Гора очистков у ног росла, а в миске, словно скульптура, громоздились белые картофелины. Но сколько бы я ни переиначивал ключи, они упорно не хотели ничего открывать. Черт побери этого Марко! Будь проклят старший повар со своими секретами! Мое возмущение росло вместе с кучей грязных очистков, и я все с большим недоверием думал о своем благодетеле. Не морочил ли он мне голову, рассказывая о тайных рукописях? И что прятал в своем шкафу?
Старший повар с головой ушел в приготовление соуса к оленине и приказал его не беспокоить. Прошел мимо кладовой, которой пользовались все повара, и приблизился к своему шкафу. Снял медную сковороду, открыл дубовую дверь медным ключом.
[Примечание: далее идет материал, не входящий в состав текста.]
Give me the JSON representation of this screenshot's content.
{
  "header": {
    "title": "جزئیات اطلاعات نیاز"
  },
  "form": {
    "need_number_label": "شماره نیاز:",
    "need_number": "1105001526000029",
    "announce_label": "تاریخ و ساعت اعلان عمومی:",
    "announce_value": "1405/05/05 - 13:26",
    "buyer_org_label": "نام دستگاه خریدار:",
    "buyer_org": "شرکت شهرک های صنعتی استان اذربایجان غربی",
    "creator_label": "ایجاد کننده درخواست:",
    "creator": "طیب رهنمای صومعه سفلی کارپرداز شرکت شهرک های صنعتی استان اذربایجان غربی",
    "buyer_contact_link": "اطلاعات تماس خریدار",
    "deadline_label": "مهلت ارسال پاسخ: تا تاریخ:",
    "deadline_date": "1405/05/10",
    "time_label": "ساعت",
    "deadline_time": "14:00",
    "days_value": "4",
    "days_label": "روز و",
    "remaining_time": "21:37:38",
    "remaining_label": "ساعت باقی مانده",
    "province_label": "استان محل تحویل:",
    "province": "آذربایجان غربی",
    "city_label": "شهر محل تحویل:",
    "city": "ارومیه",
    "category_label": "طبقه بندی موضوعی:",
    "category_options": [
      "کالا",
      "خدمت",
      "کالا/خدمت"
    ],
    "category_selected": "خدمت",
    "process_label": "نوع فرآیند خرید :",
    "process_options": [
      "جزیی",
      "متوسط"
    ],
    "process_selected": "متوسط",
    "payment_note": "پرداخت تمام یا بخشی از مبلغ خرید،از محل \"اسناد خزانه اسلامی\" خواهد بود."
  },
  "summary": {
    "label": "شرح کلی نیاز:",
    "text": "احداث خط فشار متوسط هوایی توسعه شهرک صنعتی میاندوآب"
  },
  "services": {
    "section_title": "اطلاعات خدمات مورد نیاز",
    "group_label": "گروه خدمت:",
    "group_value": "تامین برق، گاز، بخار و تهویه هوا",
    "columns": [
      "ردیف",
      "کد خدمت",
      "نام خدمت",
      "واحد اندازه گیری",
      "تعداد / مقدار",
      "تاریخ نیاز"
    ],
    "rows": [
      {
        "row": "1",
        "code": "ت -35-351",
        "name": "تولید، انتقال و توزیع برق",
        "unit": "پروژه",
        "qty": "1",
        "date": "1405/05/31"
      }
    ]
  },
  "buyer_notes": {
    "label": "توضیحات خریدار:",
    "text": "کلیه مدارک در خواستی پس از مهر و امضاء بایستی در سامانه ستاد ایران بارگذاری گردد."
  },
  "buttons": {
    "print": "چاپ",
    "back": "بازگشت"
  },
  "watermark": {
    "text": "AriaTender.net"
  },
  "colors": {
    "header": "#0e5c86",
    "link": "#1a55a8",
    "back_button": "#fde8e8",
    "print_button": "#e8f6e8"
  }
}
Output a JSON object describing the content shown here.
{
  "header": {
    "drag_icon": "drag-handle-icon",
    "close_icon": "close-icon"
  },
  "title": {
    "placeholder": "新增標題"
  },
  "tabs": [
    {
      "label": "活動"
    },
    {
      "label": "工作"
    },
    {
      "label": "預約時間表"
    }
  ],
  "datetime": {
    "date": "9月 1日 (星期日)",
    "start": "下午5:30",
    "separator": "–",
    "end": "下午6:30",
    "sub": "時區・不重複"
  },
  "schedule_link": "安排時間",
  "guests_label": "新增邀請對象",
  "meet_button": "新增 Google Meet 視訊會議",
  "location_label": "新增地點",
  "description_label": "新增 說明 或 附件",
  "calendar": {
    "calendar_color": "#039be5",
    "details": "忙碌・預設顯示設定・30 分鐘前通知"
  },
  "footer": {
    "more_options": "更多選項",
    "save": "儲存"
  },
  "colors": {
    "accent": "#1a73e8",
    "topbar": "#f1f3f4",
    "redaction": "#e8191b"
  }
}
Поспешно, как в прошлый раз, что-то достал, опустил в карман и немедленно запер шкаф.
И в этот миг запертая дверца воплотила в себе все вопросы, накопившиеся у меня о синьоре Ферреро и моем будущем на его кухне. Я провел по картофелине ножом — раз, два, три — и из-под бурой кожуры появилось белое нутро. А ведь очистки, до того как я их срезал, прилегали друг к другу и скрывали таящуюся внутри суть. Пара движений ножом — и она предстанет перед взглядом. Но, черт возьми, я ничего не мог разглядеть.
Марко был прав: мы всегда добивались цели, — и в тот день я настроил свой ум на то, чтобы получить ответы на некоторые вопросы. Марко научил меня чистить карманы, красть с прилавков и куском проволоки отпирать замки. Когда мы проникли в лавку торговца флорентийской шерстью, намереваясь украсть одеяла, он объяснил: «Для этого не требуется глаз — легкое прикосновение и хороший слух». В ту зиму я впервые спал на улице в тепле. Я привык доверять Марко, но он утверждает, будто мой благодетель меня обманывает и даже является чародеем. Согласитесь — смешно. Да, его шкаф кажется подозрительным. Но представители черной магии хранят у себя засушенные змеиные глаза, вороновы когти, отсеченные у повешенных носы, крысиные внутренности вперемешку с шерстью и пуповины мертворожденных младенцев. Старший повар не стал бы держать такое сомнительное добро на своей сверкающей чистотой кухне. Разве не так?
Соус забвения, разумеется, вызывал подозрения, как и манера синьора Ферреро говорить о непонятных вещах, не имеющих никакого отношения к его профессии. И еще — щекотливый вопрос с любовным зельем. Что, если любовный напиток все это время хранился на кухне, прямо у меня под носом?
Будем рассуждать так: Бог помогает тем, кто действует. Пора брать дело в свои руки. Наведаюсь к шкафу старшего повара и узнаю, поддастся ли он моей проволоке.
Той же ночью я поднялся с соломенного матраса и с проволокой в руке, босиком прокрался вниз по лестнице для слуг. Бледный свет сочился в окна кухни, и от этого по стенам скользили тени. Я повернулся к шкафчику старшего повара с мыслью: «Брошу один-единственный взгляд».
Но неспокойные ночные тени нервировали меня, и я решил подготовиться к задуманному, заглянув сначала в кладовую, где повара хранили специи. Открыть ее не преступление: днем дверь никто не запирал. Я всего лишь познакомлюсь с тем, что на нашей кухне ежедневно может видеть любой. Более того, меня давно могли бы просветить, что стоит тут на полках. От этой мысли я испытал возмущение и почувствовал, что моему поступку есть достойное оправдание.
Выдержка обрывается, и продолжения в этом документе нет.